Movimento pressiona governo federal por desapropriações, pagamento de área em Nova Olímpia e liberação de recursos
Da Redação
Cerca de 200 integrantes do Movimento dos Trabalhadores Rurais Sem Terra (MST) ocuparam nesta terça-feira (13) a sede do Instituto Nacional de Colonização e Reforma Agrária (Incra), em Cuiabá, para cobrar avanço em processos de reforma agrária em Mato Grosso.
A mobilização reúne famílias de cinco acampamentos do estado. Segundo o MST, mais de 500 famílias aguardam definição sobre assentamentos, algumas há mais de 15 anos.
A principal cobrança envolve a Fazenda Santa Cecília I e II, em Nova Olímpia. A área foi declarada de interesse social para fins de reforma agrária por decreto assinado pelo presidente Luiz Inácio Lula da Silva (PT) em janeiro deste ano, mas o movimento afirma que o pagamento da indenização ao proprietário ainda não foi concluído.
Sem essa etapa, segundo o MST, o assentamento das famílias não pode avançar. A área tem cerca de 2,3 mil hectares e valor estimado em aproximadamente R$ 25 milhões.
“O principal ponto é o pagamento da área Santa Cecília, que já foi decretada para desapropriação pelo presidente Lula no início do ano, mas até agora não houve pagamento e nem previsão”, afirmou o coordenador do MST em Mato Grosso, Valdeir Souza.
O movimento afirma que permanecerá no prédio até receber retorno sobre a pauta apresentada ao Incra e ao Ministério do Desenvolvimento Agrário (MDA).
Além da Fazenda Santa Cecília, o MST cobra prioridade em negociações envolvendo áreas em Juscimeira, Guiratinga e Nortelândia. O grupo também pede liberação de recursos para o curso de Psicologia do Pronera em parceria com a Universidade Federal de Mato Grosso (UFMT), além de discutir crédito rural para assentamentos.
Entre os pedidos está a realização de uma audiência na primeira quinzena de junho com representantes do governo federal e lideranças políticas de Mato Grosso.

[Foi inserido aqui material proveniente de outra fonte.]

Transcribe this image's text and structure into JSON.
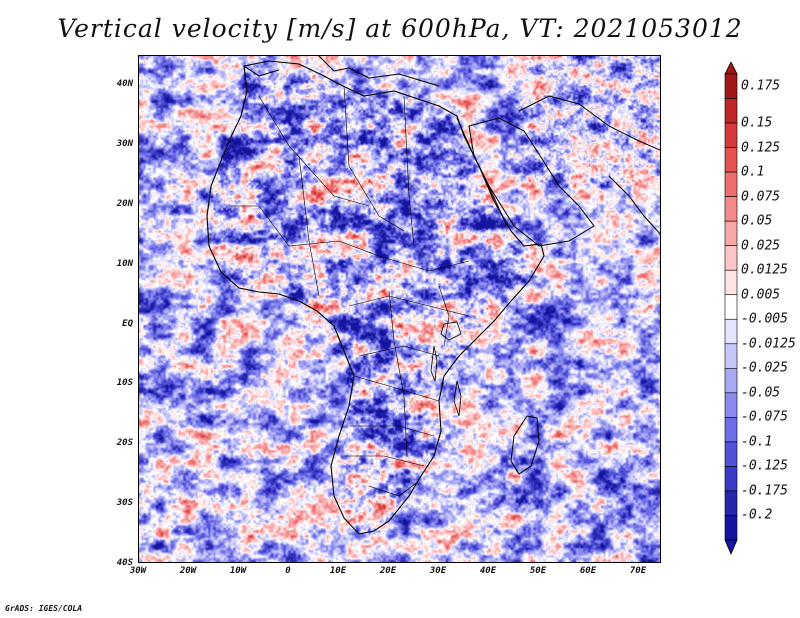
{
  "title": "Vertical velocity [m/s] at 600hPa, VT: 2021053012",
  "credit": "GrADS: IGES/COLA",
  "lat_labels": [
    "40N",
    "30N",
    "20N",
    "10N",
    "EQ",
    "10S",
    "20S",
    "30S",
    "40S"
  ],
  "lon_labels": [
    "30W",
    "20W",
    "10W",
    "0",
    "10E",
    "20E",
    "30E",
    "40E",
    "50E",
    "60E",
    "70E"
  ],
  "colorbar": {
    "labels": [
      "0.175",
      "0.15",
      "0.125",
      "0.1",
      "0.075",
      "0.05",
      "0.025",
      "0.0125",
      "0.005",
      "-0.005",
      "-0.0125",
      "-0.025",
      "-0.05",
      "-0.075",
      "-0.1",
      "-0.125",
      "-0.175",
      "-0.2"
    ],
    "colors": [
      "#a01818",
      "#c02626",
      "#d63a3a",
      "#e55252",
      "#ee6e6e",
      "#f48a8a",
      "#f8a8a8",
      "#fcc6c6",
      "#fee4e4",
      "#ffffff",
      "#e4e4fe",
      "#c6c6fa",
      "#a8a8f4",
      "#8a8aee",
      "#6e6ee6",
      "#5252d8",
      "#3a3ac6",
      "#2626aa",
      "#1414a0"
    ]
  },
  "map": {
    "lon_range": [
      -30,
      75
    ],
    "lat_range": [
      -40,
      45
    ],
    "variable": "Vertical velocity",
    "units": "m/s",
    "level": "600hPa",
    "valid_time": "2021053012"
  }
}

O movimento cita a ministra do Desenvolvimento Agrário, Fernanda Machiaveli, o presidente nacional do Incra, César Aldrighi, o senador Carlos Fávaro (PSD), os deputados estaduais Valdir Barranco e Lúdio Cabral, além da presidente do PT em Mato Grosso, Rosa Neide.
O MST afirma que nenhum novo assentamento foi criado em Mato Grosso durante a atual gestão federal, apesar de negociações iniciadas desde 2023 e de processos considerados avançados pelo movimento.
Em nota, o Incra informou que as demandas apresentadas já vêm sendo discutidas com as lideranças do MST e que a maioria dos processos mencionados foi encaminhada pela superintendência regional à sede nacional do órgão, em Brasília.
A autarquia afirmou que os encaminhamentos técnicos e administrativos já foram realizados e lamentou a ocupação da sede em Cuiabá sem aviso prévio.
“O Incra reforça seu compromisso com o diálogo e a transparência, permanecendo à disposição para esclarecimentos adicionais”, informou o órgão.
A ocupação ocorre no ano em que o MST relembra os 30 anos do Massacre de Eldorado do Carajás, episódio ocorrido no Pará em 1996 e considerado um marco histórico da luta pela reforma agrária no país.